Vincent Versace’s Oz to Kansas workshop using NIK’s Silver Efex Pro and co-sponsored by X-Rite was amazing.
If you’re reading this post in real time, the seminar will be repeated in an hour.
So what’s the big deal? Well for the first half an hour Versace showed us the difference between how film (which is linear) and digital (which is digital – duh!) differs when it comes to rendering a black and white image.
The explanation is way too technical for me to reproduce here (and besides I’d probably screw it up) but it comes down to this: You can’t just turn down the saturation in your editing software and expect a digital image to be capable of reproducing all the 16,000 levels of grey found in a film-based image which is using all three channels (red, green, blue) of information differently.
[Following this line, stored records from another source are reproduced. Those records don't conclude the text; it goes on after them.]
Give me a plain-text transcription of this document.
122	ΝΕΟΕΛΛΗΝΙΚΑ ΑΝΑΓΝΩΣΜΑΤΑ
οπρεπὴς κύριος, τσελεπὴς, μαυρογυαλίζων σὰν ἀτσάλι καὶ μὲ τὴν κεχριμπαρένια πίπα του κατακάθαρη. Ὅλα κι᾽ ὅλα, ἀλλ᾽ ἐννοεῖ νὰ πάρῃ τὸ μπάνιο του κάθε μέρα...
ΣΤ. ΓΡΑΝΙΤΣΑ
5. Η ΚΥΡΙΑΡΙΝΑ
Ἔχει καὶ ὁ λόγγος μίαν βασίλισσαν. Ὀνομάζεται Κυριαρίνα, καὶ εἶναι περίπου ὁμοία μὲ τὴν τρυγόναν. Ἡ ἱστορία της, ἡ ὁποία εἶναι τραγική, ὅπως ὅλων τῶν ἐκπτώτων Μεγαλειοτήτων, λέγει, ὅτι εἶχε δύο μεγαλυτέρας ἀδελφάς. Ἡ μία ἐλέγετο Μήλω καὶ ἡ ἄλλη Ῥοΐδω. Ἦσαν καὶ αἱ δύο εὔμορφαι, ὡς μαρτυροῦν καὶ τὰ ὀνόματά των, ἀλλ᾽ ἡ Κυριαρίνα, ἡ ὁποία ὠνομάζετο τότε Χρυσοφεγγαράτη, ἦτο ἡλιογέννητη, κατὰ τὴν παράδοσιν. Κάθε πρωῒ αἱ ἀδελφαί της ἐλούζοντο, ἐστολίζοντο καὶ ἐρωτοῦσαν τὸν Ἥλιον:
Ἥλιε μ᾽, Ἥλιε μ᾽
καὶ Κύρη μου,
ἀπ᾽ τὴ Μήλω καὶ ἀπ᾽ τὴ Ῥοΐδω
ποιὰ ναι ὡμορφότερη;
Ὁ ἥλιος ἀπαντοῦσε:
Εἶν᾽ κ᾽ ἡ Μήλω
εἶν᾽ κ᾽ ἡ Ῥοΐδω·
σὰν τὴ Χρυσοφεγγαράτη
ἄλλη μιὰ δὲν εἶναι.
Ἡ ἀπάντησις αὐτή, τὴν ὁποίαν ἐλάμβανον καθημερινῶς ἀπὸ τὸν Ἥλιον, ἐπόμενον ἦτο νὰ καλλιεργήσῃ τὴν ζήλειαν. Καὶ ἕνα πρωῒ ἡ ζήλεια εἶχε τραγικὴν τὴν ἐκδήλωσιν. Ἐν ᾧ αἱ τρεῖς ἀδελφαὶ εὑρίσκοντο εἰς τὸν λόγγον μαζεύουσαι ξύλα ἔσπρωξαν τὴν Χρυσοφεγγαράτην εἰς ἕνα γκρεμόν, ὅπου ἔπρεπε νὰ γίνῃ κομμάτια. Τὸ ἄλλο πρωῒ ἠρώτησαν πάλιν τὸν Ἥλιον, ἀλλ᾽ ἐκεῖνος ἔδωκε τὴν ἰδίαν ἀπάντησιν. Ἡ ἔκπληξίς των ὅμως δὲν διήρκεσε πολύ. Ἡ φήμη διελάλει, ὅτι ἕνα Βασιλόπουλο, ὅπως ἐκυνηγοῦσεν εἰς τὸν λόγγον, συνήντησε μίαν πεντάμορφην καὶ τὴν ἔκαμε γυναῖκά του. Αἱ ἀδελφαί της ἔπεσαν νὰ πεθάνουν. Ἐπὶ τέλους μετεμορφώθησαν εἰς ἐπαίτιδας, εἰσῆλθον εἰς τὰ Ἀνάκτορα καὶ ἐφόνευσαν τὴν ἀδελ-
Now if that doesn’t confuse you I don’t know what will. Here’s what Vincent did: Using simple images he showed how digital editing software can treat different colours exactly the same when desaturating while NIK’s Silver Efex Pro recreates (I hope I’m describing this properly.) the tonal spread from real black to real with all the shades of grey not just in luminance (brightness) but in the three colour channels as well.
Remember when you (or maybe your dad) shot black and white. If he was shooting landscapes or portraits he might have used red, yellow, green or blue filters to modify the black and white image. That’s a lot like what Silver Efex Pro does in software.
If you’re serious about shooting in black and white this workshop is terrific and so is Silver Efex Pro. Versace also has a new book coming out called “Oz to Kansas” (I’ve got the DVD set.) which explains this black and white conversion a whole lot better than I just did.